La liberté sexuelle c'est la pensée libérale de la sexualité

Je ne veux pas faire directement une critique de l'individualisme à l’œuvre dans cette philosophie anarchiste. Déjà parce que cet individualisme n'est pas à comprendre sur le mode libertarien ou solipsiste - encore que certains éléments puissent le laisser penser - mais se raccorde à la question du contrat social et de l’État et prône en réalité un mode de relation associatif contre le contrat. Mais ma critique portera en fait sur les conceptions de la sexualité qui découlent de la matrice individualiste.

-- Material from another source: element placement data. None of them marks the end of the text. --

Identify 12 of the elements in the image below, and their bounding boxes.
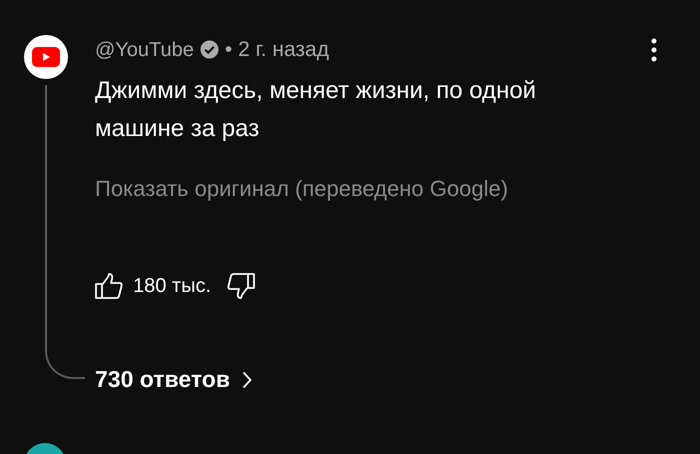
thumbs-down-icon[interactable] <box>227 272 256 298</box>
more-options-icon[interactable] <box>651 38 657 62</box>
like-count: 180 тыс. <box>133 274 212 298</box>
comment-author[interactable]: @YouTube <box>95 34 194 65</box>
thumbs-up-icon[interactable] <box>95 272 123 298</box>
channel-avatar[interactable] <box>24 35 68 79</box>
chevron-right-icon <box>242 370 252 388</box>
replies-button[interactable]: 730 ответов <box>95 352 252 406</box>
comment-time: • 2 г. назад <box>224 37 329 63</box>
comment-text: Джимми здесь, меняет жизни, по одной машине за раз <box>95 76 538 144</box>
play-logo-icon <box>32 47 60 67</box>
show-original-link[interactable]: Показать оригинал (переведено Google) <box>95 172 700 204</box>
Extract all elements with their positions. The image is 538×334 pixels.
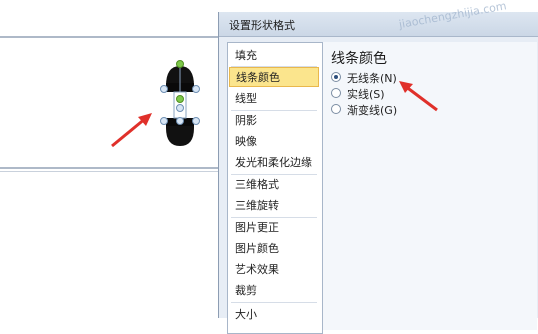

En gros si le livre me pose problème bien qu'en réalité je puisse en partager pas mal d'idées par ailleurs, c'est plutôt dans la manière qu'il a de prétendre une certaine ouverture d'esprit en matière sexuelle mais que cette ouverture est finalement très largement hétérosexuelle. Déjà parce que cette ouverture vise directement les femmes qui doivent intégrer du sexuel dans toutes leurs relations hétéros afin de lutter contre le puritanisme qui oppresse la liberté individuelle. Au final, il s'agit de faire un chantage à la liberté sexuelle des femmes qui doivent se montrer disponible pour les hommes, et ce au nom d'une égalité garantie par la libre association qui sort du carcan traditionnel du modèle marital. Alors qu'il va de soi que les rapports de domination existent dans toutes les formes de relation et de sexualité, il n'y en a aucune qui soit à ce point pure, c'est à se demander finalement qui est le véritable puritain dans cette histoire : celui qui craint à la dégénérescence du modèle matrimonial à cause de la liberté sexuelle (panique morale de droite), ou celui persuadé qu'au final le polyA lui assurera une absence de jalousie, de possession et de domination ?


C'est qu'au final cette critique du puritanisme, au travers de la liberté sexuelle, semble très datée et assez autoritaire aujourd'hui, parce qu'elle ne se légitime que dans une injonction à la pureté d'un modèle contre tous les autres jugés trop traditionnels et donc oppressifs. Derrière cette fausse ouverture d'esprit, qui accommode sa cohérence de textes en textes, on voit bien que c'est le prolongement de la domination patriarcale et hétéronormée qui reste à l’œuvre. L'ouvrage se présente donc comme un bon objet d'étude sur l'impensé qui a traversé les idéaux de libération sexuelle de 68. Un retour à Foucault et à la critique féministe de cette période permet d'en éclairer la part d'ombre à la fois sur la question du pouvoir comme Loi réprimant la liberté et sur celle d'une attention portée à la manière dont la domination masculine s'est perpétuée en se prétendant subversive. Le modèle du couple libre et du polyA aura finalement été totalement récupéré par le contractualisme. La jalousie n'aura pas réussie à être abolie des relations humaines et se retrouve dans une diversité de modes relationnels. Que les problèmes concernant la sexualité ne sont plus aujourd'hui tant liés à une morale puritaine, ou à une répression sexuelle d'état, mais se pose de manière plus directement politique pour ainsi dire car ils portent sur le mode relationnel qu'il s'agit d'inventer à plusieurs.


Finalement, le livre n'est jamais pleinement anarchiste puisqu'il ne cesse de vouloir reconduire une injonction à la liberté sexuelle, elle-même tributaire des structures hétérosexuelles et patriarcales qui l'ont vu naître dans la mesure où cette injonction vise en premier lieu les femmes dans leur relation avec les hommes. La femme devient donc l'objet sexuel qui circule entre les hommes, et ce au nom de son autonomie, de son indépendance et de sa liberté. En définitive le modèle individualiste de la liberté sexuelle, sous-couvert de défendre la libre association et en fantasmant les relations libres ne fait que reconduire le modèle libéral du contrat patriarcal et hétérosexuel, son ennemi n'était finalement que le puritanisme des petits-bourgeois choqués du bodycount.


C'est là à mon avis l'intérêt du livre et son (in)actualité, il montre l'inconsistance politique et féministe des modèles libertaires à partir du moment où ils ne cherchent à s'en prendre qu'aux questions qui agitent la droite réactionnaire : tradwife, bodycount, cucks, persuadés qu'ils sont d'être purs de tout affect de jalousie, domination et propriété. Alors qu'ils s'appuient sur une même conception libérale de l'individu. Bonne description de la nouvelle morale féministe des petits-bourgeois.